Elegi
Jarum
jam menunjuk angka 6. Gemericik air susu coklat terdengar sedang dituang. Telur mata sapi sudah tersedia di meja makan.
Wanita berambut sebahu itu sedang sibuk menyeduh teh dalam sebuah teko.
Kemudian menuangkannya ke sebuah cangkir. Di bagian lain rumah ini, terlihat
lelaki menyisir rambut sambil merapikan seragam putih abu-abunya. Mendekati
wanita tadi.
“Pagi
ma, ehm sarapannya enak banget nich kayaknya. Adek kemana nich mah kok lum
turun?” lalu meneguk susu coklatnya.
“Rio,
Rio cuci tangan dulu to… tunggu dek Loli turun. Kita sarapan bareng-bareng,”
sibuk menyiapkan meja makan.
“Iya
ni, kakak tu main sikat aja. Egois banget dech!” seorang gadis cilik menyeret
kursi bersiap untuk makan.
“Mamah,
adek Loli bekalnya udah siap belum?” kata gadis cilik berambut panjang tadi.
“Iya
sayang, roti bakar untuk Loli tersayang.” Ungkap wanita itu lembut.
Mereka
memulai sarapan. Terlihat sebuah kursi kosong di meja makan. Ya mereka sarapan
tanpa ditemani sosok seorang ayah. Enam bulan sudah suami Karin tiada. Mau tak
mau ia harus menanggalkan status ‘ibu rumah tangga’ dan mengurus perusahaan
yang ditinggal almarhum suaminya. Menjadi wanita karir tidaklah mudah untuk
membagi waktu. Apalagi mengurus anak-anaknya yang masih mengenyam bangku
sekolah, Rio dan Loli. Setelah selesai sarapan, mereka beranjak menuju mobil.
Karin mengantar anak-anaknya untuk sekolah. Kebetulan Rio dan Loli bersekolah
di kawasan yang sama. Jadi Karin tidak repot-repot menjemput di lain tempat
yang berbeda karena mereka bersekolah di satu kawasan yang sama yang juga
dinaungi oleh satu yayasan. Sesampainya
di kantor ia telah ditunggu bertumpuk-tumpuk laporan yang sedang menunggu untuk
dikoreksi ulang. Karin menyalakan komputernya. Sambil menunggu layar muncul, ia
terhening sejenak. Melihat bingkai foto yang tersusun rapi. Disana terpampang
gagah foto suaminya.
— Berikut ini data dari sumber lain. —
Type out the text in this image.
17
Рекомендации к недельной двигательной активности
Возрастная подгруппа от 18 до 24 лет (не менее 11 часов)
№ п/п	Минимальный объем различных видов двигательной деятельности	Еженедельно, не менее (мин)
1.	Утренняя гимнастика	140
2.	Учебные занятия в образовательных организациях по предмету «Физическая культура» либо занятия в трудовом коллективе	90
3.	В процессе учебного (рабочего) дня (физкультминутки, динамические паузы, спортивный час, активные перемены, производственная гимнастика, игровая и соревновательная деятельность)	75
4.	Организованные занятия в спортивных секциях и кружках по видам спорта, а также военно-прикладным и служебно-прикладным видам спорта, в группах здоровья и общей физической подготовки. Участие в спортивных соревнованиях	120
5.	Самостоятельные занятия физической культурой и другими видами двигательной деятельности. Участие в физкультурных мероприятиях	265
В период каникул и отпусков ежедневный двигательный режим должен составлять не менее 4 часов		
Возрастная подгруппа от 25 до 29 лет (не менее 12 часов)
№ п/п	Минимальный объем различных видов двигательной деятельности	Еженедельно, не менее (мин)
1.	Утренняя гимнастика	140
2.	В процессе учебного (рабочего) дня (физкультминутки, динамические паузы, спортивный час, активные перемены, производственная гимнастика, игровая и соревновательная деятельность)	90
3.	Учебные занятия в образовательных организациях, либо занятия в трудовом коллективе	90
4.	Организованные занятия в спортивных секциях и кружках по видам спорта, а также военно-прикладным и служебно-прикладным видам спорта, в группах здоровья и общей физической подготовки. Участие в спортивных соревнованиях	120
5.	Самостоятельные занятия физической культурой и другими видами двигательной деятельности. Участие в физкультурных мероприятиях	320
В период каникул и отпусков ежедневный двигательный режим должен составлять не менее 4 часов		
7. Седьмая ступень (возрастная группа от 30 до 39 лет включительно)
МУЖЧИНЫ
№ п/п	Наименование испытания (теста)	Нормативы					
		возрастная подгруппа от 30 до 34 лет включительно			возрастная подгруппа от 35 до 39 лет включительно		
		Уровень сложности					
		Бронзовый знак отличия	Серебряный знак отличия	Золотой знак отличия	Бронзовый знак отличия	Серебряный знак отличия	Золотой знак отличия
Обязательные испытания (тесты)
Terpajang pula foto Rio, Loli, dan dirinya.
“Mas
Aryo.” Tanpa sadar ia menitikan air mata sambil memegang bingkai.
Haryo
Dinata korban tewas akibat kecelakaan yang terjadi di Bandung enam bulan yang
lalu. Ia meninggal dalam perjalanan pulang menuju Jakarta. Karin sangat
mencintainya. Ia sangat terpukul, apalagi mendengar Loli menangis saat
detik-detik penguburan suaminya.
“Papah…papah..jangan
tinggalin Loli pah…” sambil meronta-ronta seperti tangannya hendak menggapai
Aryo. “Papah udah janji mau ajak Loli ke Jogja pah, papah…Loli sayang papah.”
Dengan
segera Karin memeluk Loli, biarlah Loli menangis dipeluknya. Berharap kesedihan
Loli berpindah untuknya. Dadanya terasa sakit, bagai dihantam seribu panah.
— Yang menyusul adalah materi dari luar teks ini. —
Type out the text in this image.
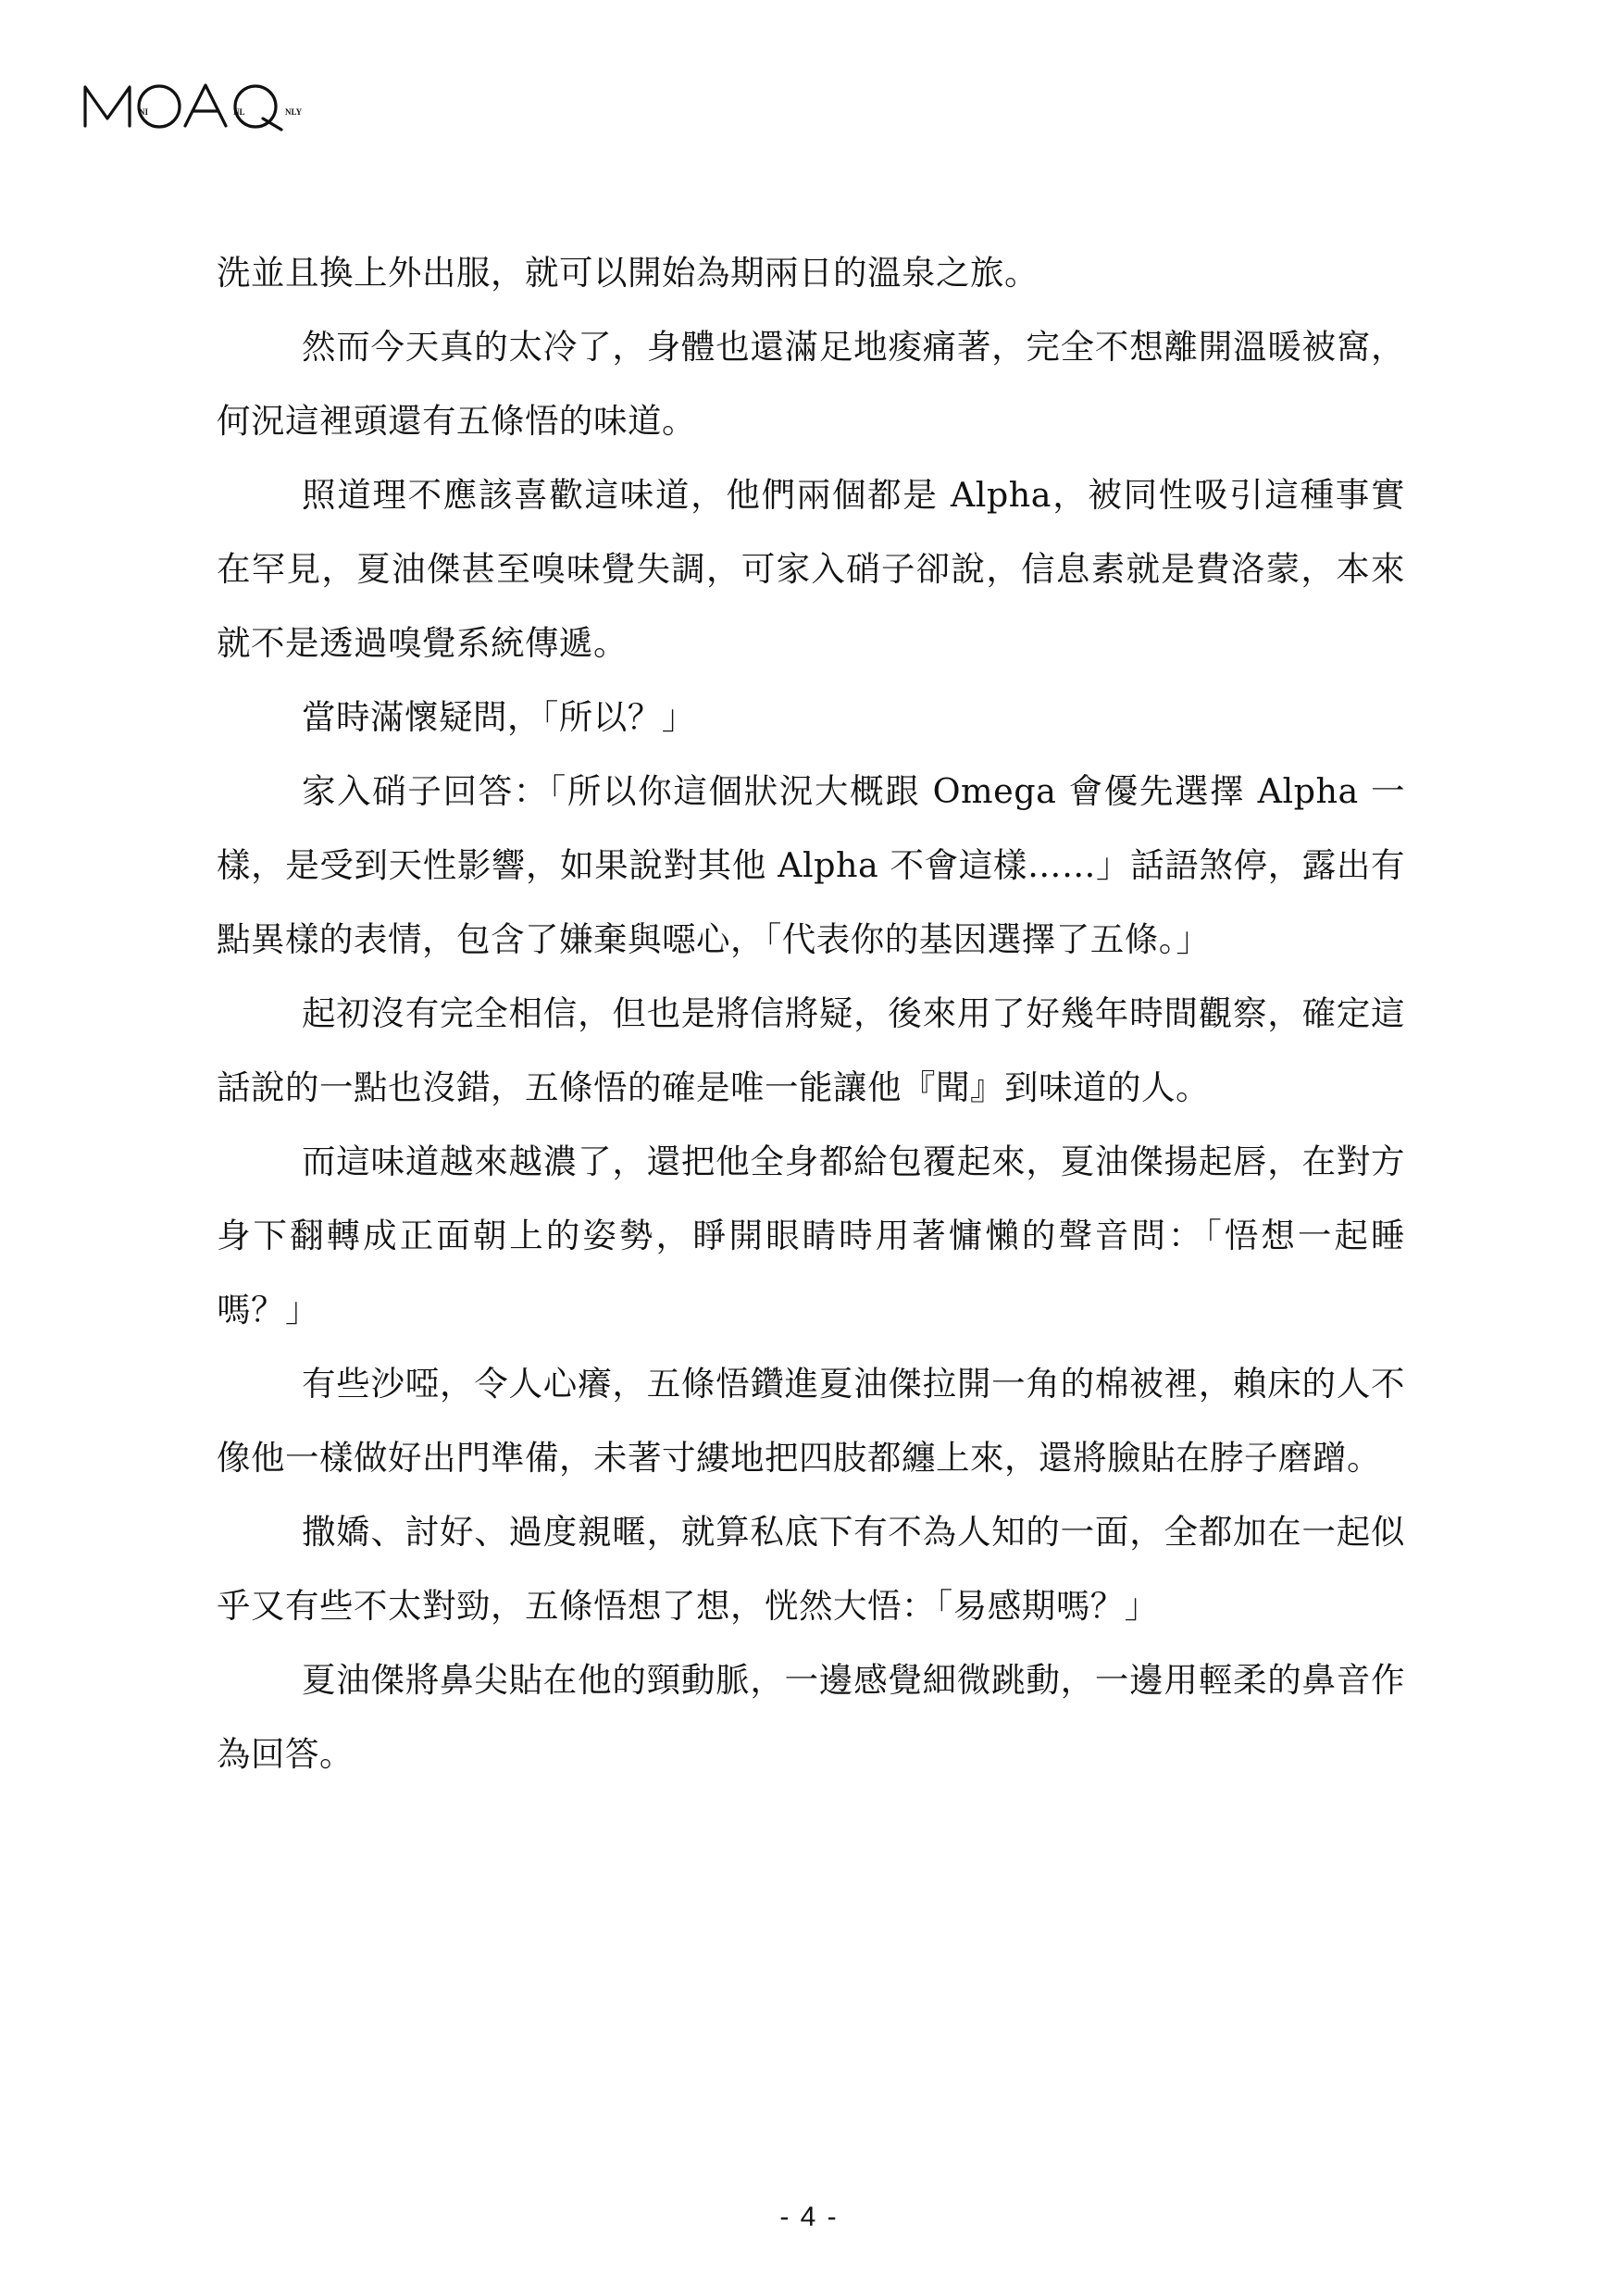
NI	NL	NLY

洗並且換上外出服，就可以開始為期兩日的溫泉之旅。

然而今天真的太冷了，身體也還滿足地痠痛著，完全不想離開溫暖被窩，何況這裡頭還有五條悟的味道。

照道理不應該喜歡這味道，他們兩個都是 Alpha，被同性吸引這種事實在罕見，夏油傑甚至嗅味覺失調，可家入硝子卻說，信息素就是費洛蒙，本來就不是透過嗅覺系統傳遞。

當時滿懷疑問，「所以？」

家入硝子回答：「所以你這個狀況大概跟 Omega 會優先選擇 Alpha 一樣，是受到天性影響，如果說對其他 Alpha 不會這樣……」話語煞停，露出有點異樣的表情，包含了嫌棄與噁心，「代表你的基因選擇了五條。」

起初沒有完全相信，但也是將信將疑，後來用了好幾年時間觀察，確定這話說的一點也沒錯，五條悟的確是唯一能讓他『聞』到味道的人。

而這味道越來越濃了，還把他全身都給包覆起來，夏油傑揚起唇，在對方身下翻轉成正面朝上的姿勢，睜開眼睛時用著慵懶的聲音問：「悟想一起睡嗎？」

有些沙啞，令人心癢，五條悟鑽進夏油傑拉開一角的棉被裡，賴床的人不像他一樣做好出門準備，未著寸縷地把四肢都纏上來，還將臉貼在脖子磨蹭。

撒嬌、討好、過度親暱，就算私底下有不為人知的一面，全都加在一起似乎又有些不太對勁，五條悟想了想，恍然大悟：「易感期嗎？」

夏油傑將鼻尖貼在他的頸動脈，一邊感覺細微跳動，一邊用輕柔的鼻音作為回答。

- 4 -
Sedangkan Rio hanya memegang tangan ibunya. Seperti berusaha meredamkan
kegalauan Karin. Tapi ia tak sanggup, karena ia juga tak bisa meredam
kepedihannya sendiri. Seruan dzikir mengiringi pemakaman siang itu.
***
“Apa
bagaimana mungkin itu terjadi Zan?” Karin beranjak dari meja kerjanya.
“Kita
harus meliquidasi cabang kita yang berada di Cikarang.” Jelas Mizan
melanjutkan. “Kita berada dalam keadaan yang sulit Karin, kalau kau tak mau
memberhentikan karyawan.”
“Mereka
punya keluarga yang harus dinafkahi, aku gak mau keluarga mereka terlantar
seperti aku.” Mata Karin terlihat berkaca-kaca. “Andai saja mas Aryo ada
disini, ini ga akan terjadi Zan.” Sambil melempar berapa lembaran kertas.
Mizan
mendekap Karin yang sudah tak bisa menyembunyikan kegalauan hatinya. Hangat,
seolah ia mengerti apa yang dirasakan janda beranak dua itu. Karin merasakan
jantungnya berdetak kencang. Ia mendekap erat, seakan tak mau ia lepas. Isak
tangis Presdir menggema di seluruh ruangan. Ia ingin melampiaskan semua
kesedihannya sekarang.
“Aku akan
membantumu sebisa mungkin, sekuat tenaga aku.” Ungkap Mizan pelan.
Bukan
kali ini saja manager bagian produksi itu mendekap tubuh mungil Karin, ia sudah
merasakannya. Mizan sahabat Karin dari SMA. Pahit getir, mnis asamnya hidup
pernah mereka telan bersama. Disaat Aryo
melanjutkan studinya di luar negeri Mizanlah yang selalu mendampinginya. Bukan
sebagai pacar tetapi sebagai sahabat.
***
Suara
dentang jarum jam mengalun menandakan tepat tengah malam. Rong-rongan suara
mobil terdengar. Rio tersentak, bangun dari tidurnya nan lelap seraya beranjak
dari ranjang. Ia geram melihat ibunya diantar seorang lelaki berperawakan
tinggi mengunakan jazz putih. Sosok
itu tidak lain adalah om Mizan, teman dekat almarhum ayahnya sendiri. Ia tidak
menyangka begitu cepat ibunya melupakan tragedi pahit yang baru saja mereka
alami. Dengan gundah ia kembali menarik
selimut tidurnya,
Hijaunya daun dengan titik-titik embun
terlihat bersinar cemerlang memantulkan sinar mentari pagi. Melambai-lambai
seraya mengajak seluruh alam raya terbangun dari mimpi yang tak berujung.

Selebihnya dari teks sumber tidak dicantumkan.